Going from being a plucky startup to admired social business isn’t a leap many make. Back in 2012, Who Gives A Crap founders Simon Griffiths, Jehan Ratnatunga and Danny Alexander decided to try and help some of the 2.5 billion people across the world who don’t have access to a toilet … by selling toilet paper.
It’s a story that started on the toilet when Griffiths spent 50 hours on one in a draughty warehouse until they reached their initial funding target. Over the ensuing years, people and businesses rolled in and embraced the idea that buying something they use every day can do a little good.
Full disclosure: I’m a happy customer with stacks of their jauntily wrapped rolls sitting on a shelf in my bathroom.
Central to the Who Gives a Crap business model is the promise to donate ‘50% of the profits to build toilets’, but while sitting on the loo in that warehouse it’s unlikely the founders imagined a $5.85 million donation was less than 10 years away.
Before hoarding toilet paper became the COVID-19 pastime anyone could play, Who Gives a Crap’s total donations was under $3 million since 2012. And if it weren’t for a dose of pandemic panic buying that number wouldn’t have changed as dramatically as it did.
In his book Great by Choice, Jim Collins’ research showed successful and unsuccessful companies get about the same amount of good and bad luck. What’s different is their ‘return on luck‘, or in other words, how well they take advantage of good luck and survive the bad.
Not all companies can translate or survive ‘luck’ events. That Who Gives A Crap did is due, in no small measure, to how it uses the elements of its brand result — the organisation identity of its purpose and values shows up across the business in how it does things and makes promises.
The promises the business makes get kept by the experience people have. From the seamless process of buying the bright, happy wrapped toiler rolls, to wiping with their soft, comfy recycled sheets. And reading about the collective impact of sanitation projects funded in the third world.
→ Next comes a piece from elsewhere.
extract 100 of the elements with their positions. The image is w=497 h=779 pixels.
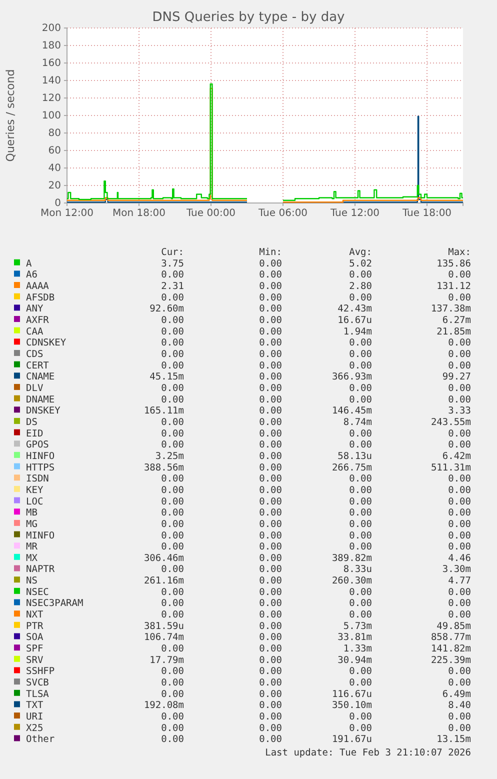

Flush and repeat the basics. But there are also piles of other trades that contribute. Here’s a company that knows the relative value of its different capitals and how to trade them successfully. I know it can be almost unseemly to talk about money and social enterprise in the same sentence, but let’s take the recent profits as a visible example.
Profits, aka financial capital, are not the bad guys. But hoarding them like Joe on a toilet paper bender isn’t a good way to grow. Who Gives A Crap trades a chunk of the profits it makes selling toilet paper for things that are worth more than money.
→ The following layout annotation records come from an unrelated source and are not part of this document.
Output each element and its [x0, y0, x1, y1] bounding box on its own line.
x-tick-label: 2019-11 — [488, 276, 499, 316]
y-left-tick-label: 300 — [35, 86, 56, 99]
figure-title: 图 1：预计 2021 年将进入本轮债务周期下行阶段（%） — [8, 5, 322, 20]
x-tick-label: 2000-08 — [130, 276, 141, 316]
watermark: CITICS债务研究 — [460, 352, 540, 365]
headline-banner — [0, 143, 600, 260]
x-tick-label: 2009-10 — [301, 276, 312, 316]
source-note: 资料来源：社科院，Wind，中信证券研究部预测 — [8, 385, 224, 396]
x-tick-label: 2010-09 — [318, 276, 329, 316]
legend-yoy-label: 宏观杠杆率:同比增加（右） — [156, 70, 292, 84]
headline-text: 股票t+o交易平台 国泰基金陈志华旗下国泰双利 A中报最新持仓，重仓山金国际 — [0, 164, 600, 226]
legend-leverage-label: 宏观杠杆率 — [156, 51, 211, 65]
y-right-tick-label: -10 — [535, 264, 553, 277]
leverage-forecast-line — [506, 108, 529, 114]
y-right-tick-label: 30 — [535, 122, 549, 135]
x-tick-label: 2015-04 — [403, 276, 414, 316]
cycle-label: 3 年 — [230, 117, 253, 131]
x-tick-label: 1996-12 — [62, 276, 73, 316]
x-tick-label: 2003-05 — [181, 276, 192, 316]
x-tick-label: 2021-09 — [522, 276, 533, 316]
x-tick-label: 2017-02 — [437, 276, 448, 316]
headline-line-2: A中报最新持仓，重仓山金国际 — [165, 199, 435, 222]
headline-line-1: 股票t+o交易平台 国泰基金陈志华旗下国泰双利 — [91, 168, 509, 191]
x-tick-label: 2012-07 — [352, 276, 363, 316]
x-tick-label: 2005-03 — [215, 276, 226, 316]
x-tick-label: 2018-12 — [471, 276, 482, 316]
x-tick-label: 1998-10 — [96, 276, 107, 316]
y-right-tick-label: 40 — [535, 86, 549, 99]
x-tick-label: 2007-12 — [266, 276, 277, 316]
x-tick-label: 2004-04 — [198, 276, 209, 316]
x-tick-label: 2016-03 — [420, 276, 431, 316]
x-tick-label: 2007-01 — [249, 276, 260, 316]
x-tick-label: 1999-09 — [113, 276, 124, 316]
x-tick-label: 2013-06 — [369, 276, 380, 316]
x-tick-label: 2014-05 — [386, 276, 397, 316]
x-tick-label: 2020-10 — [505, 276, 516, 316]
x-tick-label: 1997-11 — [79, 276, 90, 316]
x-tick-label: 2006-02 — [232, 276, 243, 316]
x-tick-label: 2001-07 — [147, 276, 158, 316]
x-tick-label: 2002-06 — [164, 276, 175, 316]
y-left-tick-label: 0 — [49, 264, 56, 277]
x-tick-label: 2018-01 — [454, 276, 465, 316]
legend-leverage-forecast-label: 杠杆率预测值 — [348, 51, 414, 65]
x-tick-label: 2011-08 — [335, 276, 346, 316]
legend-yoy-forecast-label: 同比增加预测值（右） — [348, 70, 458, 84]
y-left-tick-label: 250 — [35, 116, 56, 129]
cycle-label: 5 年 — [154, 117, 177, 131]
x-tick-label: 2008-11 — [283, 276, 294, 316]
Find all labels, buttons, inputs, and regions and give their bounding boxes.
For example, to keep its most prominent promise, it gives 50% of profits to partners who put it to work on those sanitation projects. In less emotive terms, the business trades some of its financial capital for the more valuable social and relationship capital.
You could say Who Gives A Crap is a super-efficient social and relationship capital engine, and it has steadily used the energy it generates since day one to continue to grow.
Why is one form of capital more valuable than the other? Because social and relationship capital expands with use. For example, by trading profits for sanitation projects in the third-world, Who Gives a Crap builds more robust partnerships and gains goodwill from customers, who help it get more customers.
The results of those and other trades get stored in the brand. So when people think of toilet paper that does a little good, they give a crap.
Don’t think about the brand as a thing you create. Take a look at what you’re trading and let your brand be a warehouse for the results.